State
Mental Health Agencies (SMHAs) are the state government agencies charged with
organizing, delivering, and financing services to persons with severe mental illnesses
in every state. Collectively, SMHAs are responsible for the delivery of mental
health services to over 6 million persons each year and control over $30
billion in expenditures for this care. The persons served by SMHAs are
frequently minorities (31%), unemployed (22% were employed), lack private
health insurance (54% receive Medicaid), and often have serious mental
illnesses or emotional disturbances (66%).
Because
mental health services in America are largely organized at the state level, and
every state organizes its mental health system differently, SMHAs’ experiences
in financing mental health services provide both a learning opportunity and
challenge to the mental health field.
SMHAs
report that on average, 54% of mental health consumers have Medicaid paying for
at least part of their mental health treatment. However, SMHAs vary widely in
the proportion of the persons served who use Medicaid, from a high of 100% of
persons served by the Maine SMHA and 88% of persons served in Maryland to 19% of
persons served in North Dakota and 23% of persons served in Nebraska.
State general revenue funds remain the largest single
source of funding (63%) for SMHAs, but Medicaid has been the fastest growing
source of funds for the last 20 years and now accounts for 42% ($12.5 billion).

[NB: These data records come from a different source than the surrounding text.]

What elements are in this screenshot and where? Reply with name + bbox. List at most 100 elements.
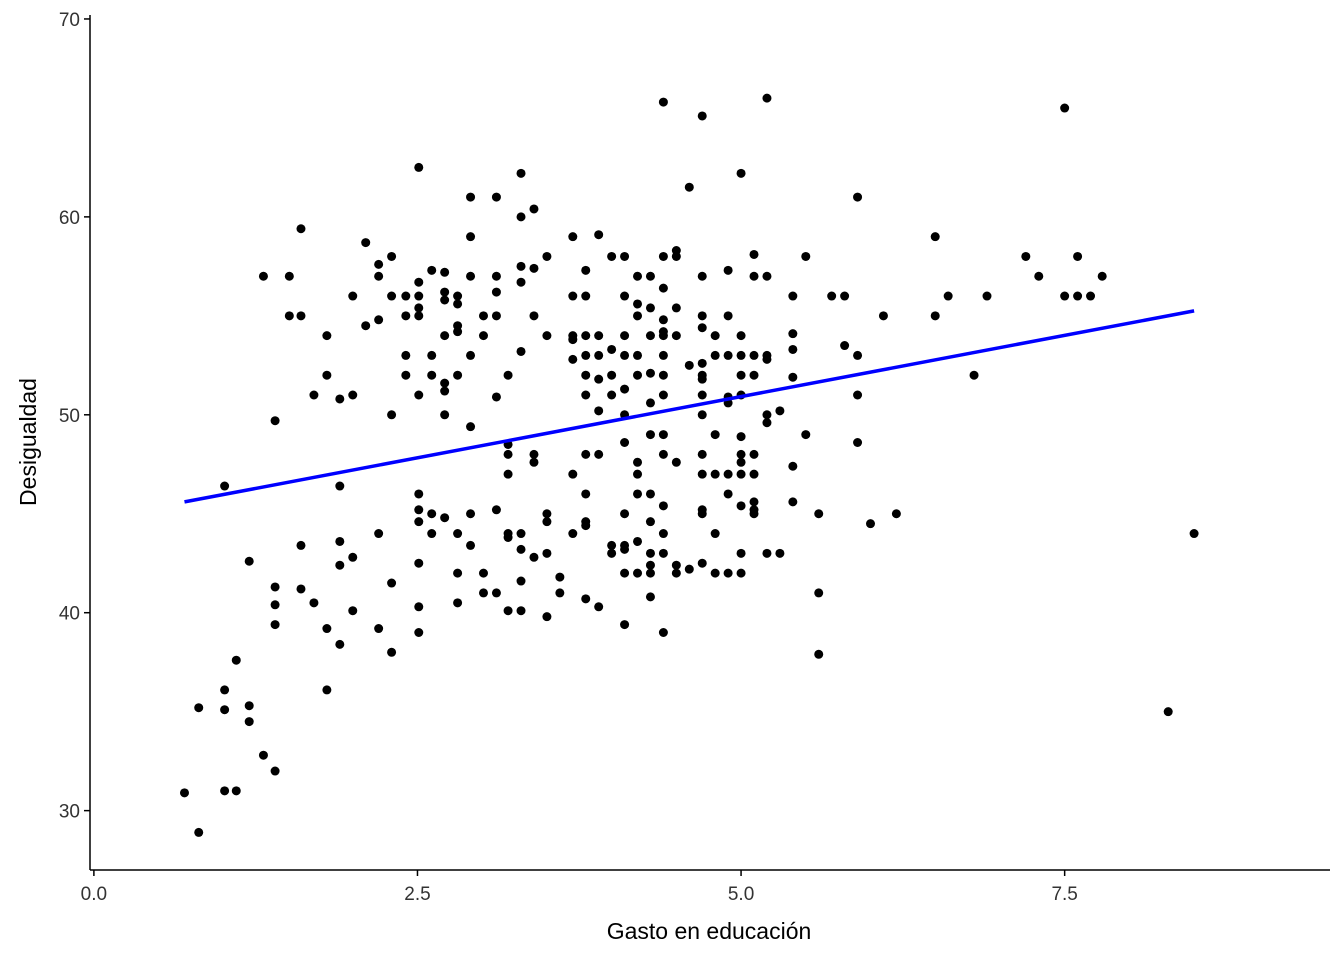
point xyxy=(620,251,630,261)
point xyxy=(516,168,526,178)
point xyxy=(697,271,707,281)
point xyxy=(296,224,306,234)
point xyxy=(930,311,940,321)
point xyxy=(478,568,488,578)
point xyxy=(503,533,513,542)
point xyxy=(620,438,630,447)
point xyxy=(374,271,384,281)
point xyxy=(633,311,643,321)
point xyxy=(827,291,837,301)
point xyxy=(516,544,526,554)
point xyxy=(284,271,294,281)
point xyxy=(658,628,668,637)
point xyxy=(414,489,424,499)
point xyxy=(440,287,450,297)
point xyxy=(322,685,332,695)
point xyxy=(645,517,655,527)
x-tick-label: 0.0 xyxy=(81,884,107,905)
point xyxy=(466,271,476,281)
point xyxy=(453,327,463,337)
point xyxy=(491,588,501,598)
point xyxy=(853,438,863,447)
point xyxy=(244,556,254,566)
point xyxy=(414,277,424,287)
point xyxy=(491,271,501,281)
point xyxy=(736,449,746,459)
point xyxy=(788,372,798,382)
point xyxy=(296,584,306,594)
point xyxy=(633,469,643,479)
point xyxy=(466,192,476,202)
point xyxy=(788,461,798,471)
point xyxy=(581,331,591,341)
point xyxy=(466,540,476,550)
point xyxy=(427,265,437,275)
point xyxy=(414,390,424,400)
point xyxy=(387,410,397,420)
point xyxy=(387,647,397,657)
y-axis-title: Desigualdad xyxy=(15,378,41,506)
point xyxy=(594,331,604,341)
point xyxy=(348,552,358,562)
point xyxy=(466,350,476,360)
point xyxy=(853,192,863,202)
point xyxy=(361,238,371,248)
point xyxy=(322,624,332,634)
point xyxy=(710,568,720,578)
point xyxy=(296,311,306,321)
point xyxy=(348,291,358,301)
point xyxy=(633,489,643,499)
point xyxy=(1086,291,1096,301)
point xyxy=(736,501,746,511)
point xyxy=(220,685,230,695)
point xyxy=(516,212,526,222)
y-tick-label: 30 xyxy=(59,802,80,823)
point xyxy=(697,311,707,321)
point xyxy=(414,505,424,515)
point xyxy=(220,705,230,715)
point xyxy=(453,529,463,539)
point xyxy=(414,303,424,313)
point xyxy=(348,390,358,400)
point xyxy=(581,521,591,531)
point xyxy=(491,392,501,402)
point xyxy=(1060,291,1070,301)
point xyxy=(749,249,759,259)
point xyxy=(620,331,630,341)
point xyxy=(658,331,668,341)
point xyxy=(645,303,655,313)
point xyxy=(594,602,604,612)
point xyxy=(594,350,604,360)
point xyxy=(453,568,463,578)
point xyxy=(453,299,463,309)
point xyxy=(645,548,655,558)
point xyxy=(503,606,513,616)
point xyxy=(762,271,772,281)
point xyxy=(697,374,707,384)
point xyxy=(762,418,772,428)
point xyxy=(658,315,668,325)
point xyxy=(309,598,319,608)
point xyxy=(607,540,617,550)
point xyxy=(697,449,707,459)
point xyxy=(440,295,450,305)
point xyxy=(891,509,901,519)
point xyxy=(645,560,655,570)
point xyxy=(414,558,424,568)
point xyxy=(440,386,450,396)
point xyxy=(491,505,501,515)
point xyxy=(671,560,681,570)
point xyxy=(736,350,746,360)
point xyxy=(427,529,437,539)
point xyxy=(335,481,345,491)
point xyxy=(270,766,280,776)
point xyxy=(684,564,694,574)
point xyxy=(749,370,759,380)
point xyxy=(749,449,759,459)
point xyxy=(568,232,578,242)
point xyxy=(788,497,798,507)
point xyxy=(335,639,345,649)
point xyxy=(840,291,850,301)
x-tick-label: 2.5 xyxy=(404,884,430,905)
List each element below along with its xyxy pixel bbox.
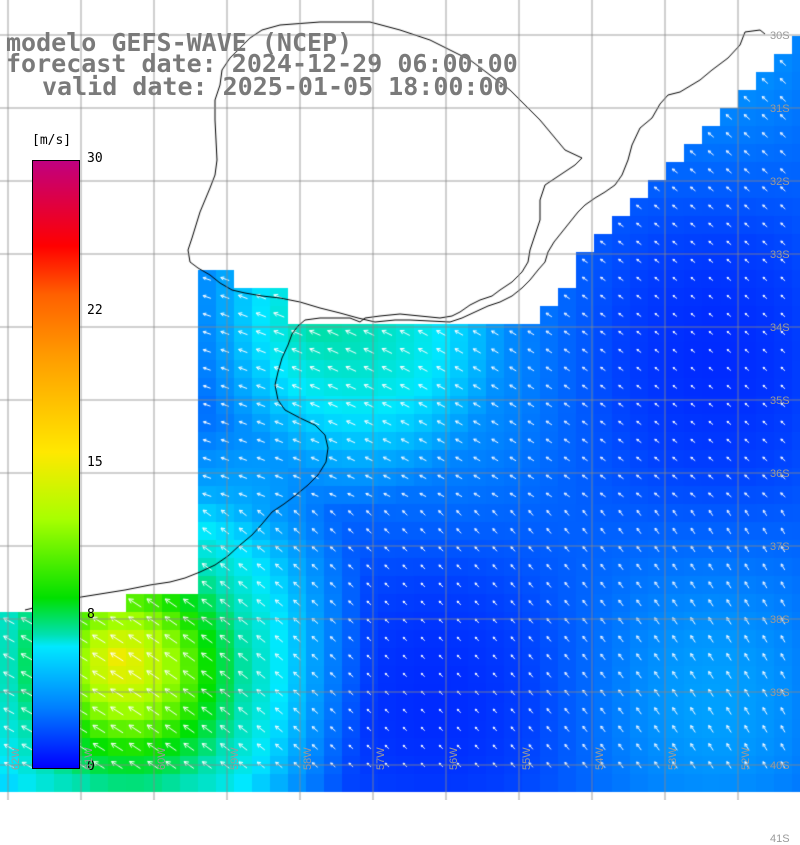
latitude-label: 41S <box>770 833 790 845</box>
latitude-label: 35S <box>770 395 790 407</box>
latitude-label: 30S <box>770 30 790 42</box>
longitude-label: 55W <box>521 747 533 770</box>
colorbar-tick-0: 0 <box>87 759 95 774</box>
forecast-date: forecast date: 2024-12-29 06:00:00 <box>6 49 518 78</box>
longitude-label: 62W <box>10 747 22 770</box>
latitude-label: 31S <box>770 103 790 115</box>
latitude-label: 39S <box>770 687 790 699</box>
longitude-label: 60W <box>156 747 168 770</box>
latitude-label: 36S <box>770 468 790 480</box>
model-title: modelo GEFS-WAVE (NCEP) <box>6 28 353 57</box>
colorbar-tick-30: 30 <box>87 151 103 166</box>
valid-date: valid date: 2025-01-05 18:00:00 <box>42 72 509 101</box>
longitude-label: 52W <box>740 747 752 770</box>
latitude-label: 34S <box>770 322 790 334</box>
longitude-label: 58W <box>302 747 314 770</box>
colorbar-unit-label: [m/s] <box>32 133 72 148</box>
colorbar-tick-8: 8 <box>87 607 95 622</box>
longitude-label: 53W <box>667 747 679 770</box>
latitude-label: 33S <box>770 249 790 261</box>
latitude-label: 38S <box>770 614 790 626</box>
longitude-label: 56W <box>448 747 460 770</box>
longitude-label: 61W <box>83 747 95 770</box>
latitude-label: 32S <box>770 176 790 188</box>
longitude-label: 57W <box>375 747 387 770</box>
latitude-label: 37S <box>770 541 790 553</box>
colorbar-tick-22: 22 <box>87 303 103 318</box>
colorbar-tick-15: 15 <box>87 455 103 470</box>
latitude-label: 40S <box>770 760 790 772</box>
wind-speed-map <box>0 0 800 800</box>
longitude-label: 54W <box>594 747 606 770</box>
longitude-label: 59W <box>229 747 241 770</box>
wind-speed-colorbar <box>32 160 80 769</box>
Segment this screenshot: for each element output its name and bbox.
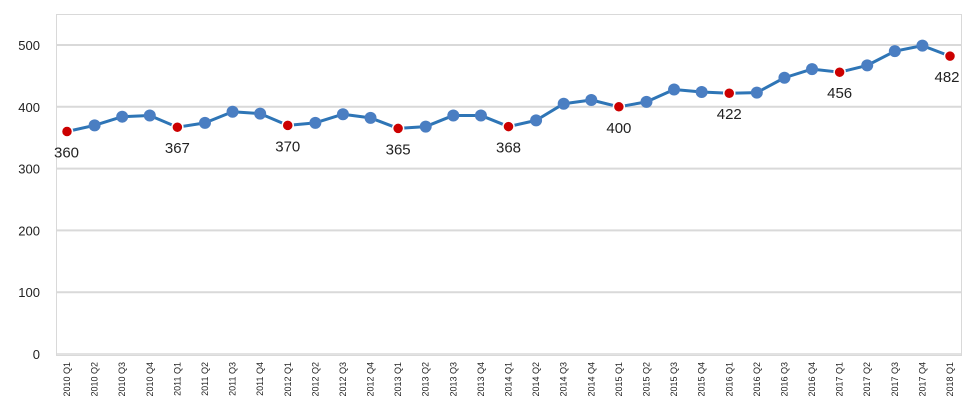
x-tick-label: 2011 Q4: [255, 362, 265, 396]
data-point: [88, 119, 101, 132]
data-label: 400: [606, 120, 631, 137]
x-tick-label: 2015 Q1: [614, 362, 624, 397]
x-tick-label: 2016 Q4: [807, 362, 817, 397]
data-point: [695, 85, 708, 98]
x-tick-label: 2014 Q2: [531, 362, 541, 397]
x-tick-label: 2010 Q4: [145, 362, 155, 397]
data-point: [530, 114, 543, 127]
data-point: [750, 86, 763, 99]
y-tick-label: 100: [18, 285, 40, 300]
data-point: [668, 83, 681, 96]
x-tick-label: 2017 Q1: [835, 362, 845, 397]
data-point: [336, 108, 349, 121]
data-point: [806, 63, 819, 76]
y-tick-label: 0: [33, 347, 40, 362]
data-point: [364, 111, 377, 124]
data-point: [861, 59, 874, 72]
x-tick-label: 2011 Q1: [172, 362, 182, 396]
highlighted-point: [723, 86, 736, 100]
x-tick-label: 2016 Q3: [779, 362, 789, 397]
data-point: [557, 97, 570, 110]
highlighted-point: [943, 49, 957, 63]
x-tick-label: 2011 Q3: [228, 362, 238, 396]
highlighted-point: [391, 122, 405, 135]
data-point: [585, 94, 598, 107]
x-tick-label: 2014 Q4: [586, 362, 596, 397]
x-tick-label: 2017 Q2: [862, 362, 872, 397]
data-point: [226, 105, 239, 118]
x-tick-label: 2012 Q1: [283, 362, 293, 397]
highlighted-point: [171, 120, 184, 134]
data-label: 365: [386, 141, 411, 158]
data-label: 367: [165, 140, 190, 157]
highlighted-point: [281, 119, 294, 132]
x-tick-label: 2010 Q3: [117, 362, 127, 397]
data-point: [447, 109, 460, 122]
data-label: 482: [934, 69, 959, 86]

SMHAs vary widely regarding how much they rely on Medicaid for the
SMHA-controlled expenditures (from a high of 86% in Washington and 84% in Rhode
Island to a low of 2% in Hawaii and 4% in Connecticut.
States
vary in how much they use Medicaid Managed Care Waivers to organize the
delivery of mental health services.
While some states use Medicaid MC Waivers for almost all Medicaid
financed services, other states have no waivers and have not implemented
managed care.
The
NASMHPD Research Institute, Inc. (NRI) is working with SAMHSA and the SMHAs to
identify and track the different financing methods used by states. Working with
the new NASMHPD Financing and Medicaid Division, the NRI is updating its state
MH Agency Profiles system to better track and identify new financial
approaches, the use of Medicaid, and the impact of state and federal parity
laws on the public mental health system.
Results from this new compilation will be available in early 2009.
As
the discussion above indicates, SMHAs vary widely in how they organize and
finance their mental health systems. As a result of this variation, changes in
rules for financing mental health services through Medicaid or Medicare,
private insurance parity, and redirection of state general fund dollars will
have a different impact on each state. However, these variations may also allow
SAMHSA and the new Financing Center of Excellence to identify numerous natural
experiments in financing of mental health services among the states.